Intestinal macrophages

Though very similar in structure to tissue macrophages, intestinal macrophages have evolved specific characteristics and functions given their natural environment, which is in the digestive tract. Macrophages and intestinal macrophages have high plasticity causing their phenotype to be altered by their environments. Like macrophages, intestinal macrophages are differentiated monocytes, though intestinal macrophages have to coexist with the microbiome in the intestines. This is a challenge considering the bacteria found in the gut are not recognized as "self" and could be potential targets for phagocytosis by the macrophage.

To prevent the destruction of the gut bacteria, intestinal macrophages have developed key differences compared to other macrophages. Primarily, intestinal macrophages do not induce inflammatory responses. Whereas tissue macrophages release various inflammatory cytokines, such as IL-1, IL-6 and TNF-α, intestinal macrophages do not produce or secrete inflammatory cytokines. This change is directly caused by the intestinal macrophages environment. Surrounding intestinal epithelial cells release TGF-β, which induces the change from proinflammatory macrophage to noninflammatory macrophage.

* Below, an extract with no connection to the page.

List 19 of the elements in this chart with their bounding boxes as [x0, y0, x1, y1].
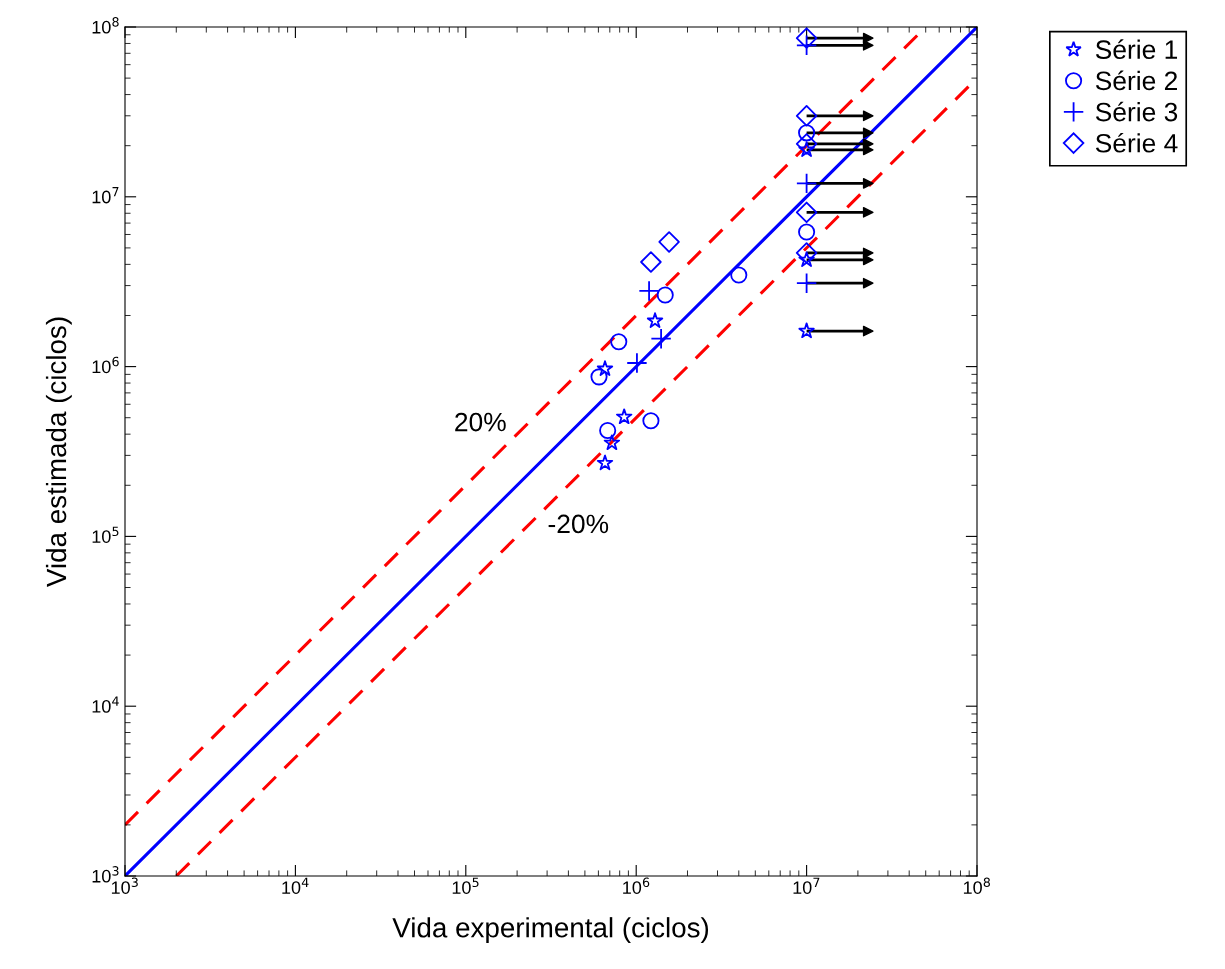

Even though the inflammatory response is downregulated in intestinal macrophages, phagocytosis is still carried out. There is no drop off in phagocytosis efficiency as intestinal macrophages are able to effectively phagocytize the bacteria,S. typhimurium and E. coli, but intestinal macrophages still do not release cytokines, even after phagocytosis. Also, intestinal macrophages do not express lipopolysaccharide (LPS), IgA, or IgG receptors. The lack of LPS receptors is important for the gut as the intestinal macrophages do not detect the microbe-associated molecular patterns (MAMPS/PAMPS) of the intestinal microbiome. Nor do they express IL-2 and IL-3 growth factor receptors.

Role in disease

Intestinal macrophages have been shown to play a role in inflammatory bowel disease (IBD), such as Crohn's disease (CD) and ulcerative colitis (UC). In a healthy gut, intestinal macrophages limit the inflammatory response in the gut, but in a disease-state, intestinal macrophage numbers and diversity are altered. This leads to inflammation of the gut and disease symptoms of IBD. Intestinal macrophages are critical in maintaining gut homeostasis. The presence of inflammation or pathogen alters this homeostasis, and concurrently alters the intestinal macrophages. There has yet to be a determined mechanism for the alteration of the intestinal macrophages by recruitment of new monocytes or changes in the already present intestinal macrophages.